Probabilités de pannes

En plus des capteurs, en connectant les automates des machines, Capgemini a ainsi pu mesurer une cinquantaine de paramètres, comme la vitesse de rotation et les charges sur la broche, les conditions de coupe, sans oublier la consommation d’énergie. Pour cette première expérience, l’ensemble des données collectées et analysées a atteint près de 30 téraoctets pour les 4 machines sur un an. Mais en rythme de croisière, ce volume pourrait être cinq fois moins élevé. Les données sont ensuite stockées dans le Cloud, via la solution de traitement et d’analyse X-IoT de Capgemini. Grâce aux historiques de pannes, l’algorithme spécialement développé par le groupe effectue des calculs permettant de mieux comprendre le fonctionnement d’un équipement et ainsi mieux anticiper les anomalies ou les pannes.

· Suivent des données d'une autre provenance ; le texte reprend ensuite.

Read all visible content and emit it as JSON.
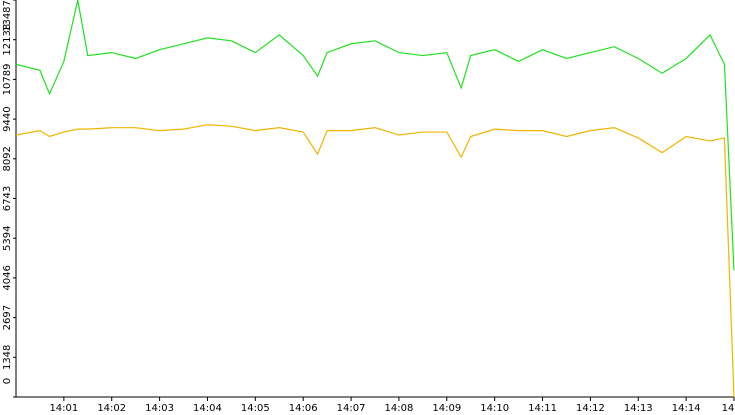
{
  "chart_data": {
    "type": "line",
    "x": [
      0,
      0.5,
      0.7,
      1.0,
      1.29,
      1.5,
      2.0,
      2.5,
      3.0,
      3.5,
      4.0,
      4.5,
      5.0,
      5.5,
      6.0,
      6.3,
      6.5,
      7.0,
      7.5,
      8.0,
      8.5,
      9.0,
      9.3,
      9.5,
      10.0,
      10.5,
      11.0,
      11.5,
      12.0,
      12.5,
      13.0,
      13.5,
      14.0,
      14.5,
      14.8,
      15.0
    ],
    "series": [
      {
        "color": "#22e022",
        "values": [
          11300,
          11100,
          10300,
          11400,
          13487,
          11600,
          11700,
          11500,
          11800,
          12000,
          12200,
          12100,
          11700,
          12300,
          11600,
          10900,
          11700,
          12000,
          12100,
          11700,
          11600,
          11700,
          10500,
          11600,
          11800,
          11400,
          11800,
          11500,
          11700,
          11900,
          11500,
          11000,
          11500,
          12300,
          11300,
          4300
        ]
      },
      {
        "color": "#f0b400",
        "values": [
          8900,
          9050,
          8850,
          9000,
          9100,
          9100,
          9150,
          9150,
          9050,
          9100,
          9250,
          9200,
          9050,
          9150,
          9000,
          8250,
          9050,
          9050,
          9150,
          8900,
          9000,
          9000,
          8150,
          8850,
          9100,
          9050,
          9050,
          8850,
          9050,
          9150,
          8800,
          8300,
          8850,
          8700,
          8800,
          0
        ]
      }
    ],
    "xlim": [
      0,
      15
    ],
    "xticks": [
      {
        "value": 1,
        "label": "14:01"
      },
      {
        "value": 2,
        "label": "14:02"
      },
      {
        "value": 3,
        "label": "14:03"
      },
      {
        "value": 4,
        "label": "14:04"
      },
      {
        "value": 5,
        "label": "14:05"
      },
      {
        "value": 6,
        "label": "14:06"
      },
      {
        "value": 7,
        "label": "14:07"
      },
      {
        "value": 8,
        "label": "14:08"
      },
      {
        "value": 9,
        "label": "14:09"
      },
      {
        "value": 10,
        "label": "14:10"
      },
      {
        "value": 11,
        "label": "14:11"
      },
      {
        "value": 12,
        "label": "14:12"
      },
      {
        "value": 13,
        "label": "14:13"
      },
      {
        "value": 14,
        "label": "14:14"
      },
      {
        "value": 15,
        "label": "14"
      }
    ],
    "ylim": [
      0,
      13487
    ],
    "yticks": [
      0,
      1348,
      2697,
      4046,
      5394,
      6743,
      8092,
      9440,
      10789,
      12138,
      13487
    ]
  }
}
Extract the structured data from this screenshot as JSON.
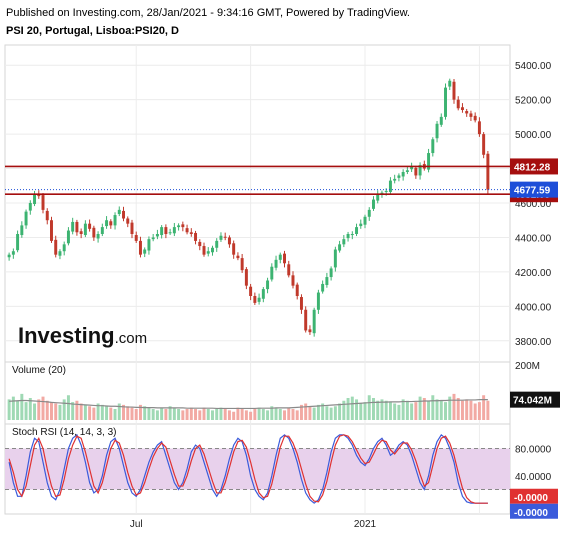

De sorte qu’il devient possible d’intervenir au moment optimal, ni trop tôt, ni trop tard. Par ailleurs, l’implémentation d’X-IoT ne prend pas plus de une à deux semaines pour connecter, visualiser et commencer le travail sur les données.

Bâtir des historiques

« Il est encore un peu tôt pour évaluer un retour sur investissement chez Stelia Aerospace », observe François Calvignac. L’application de la data science et des technologies de l’IoT à la maintenance prédictive suppose de relever certains défis. Il faut notamment compiler suffisamment d’historiques pour être capable de bâtir des modèles prédictifs. Un autre challenge consiste à récupérer les données machines auprès des constructeurs, ce qui n’est pas évident. Il reste que Capgemini a implémenté cette solution chez d’autres industriels de l’aérospatial, comme Baker-Hughes (groupe GE).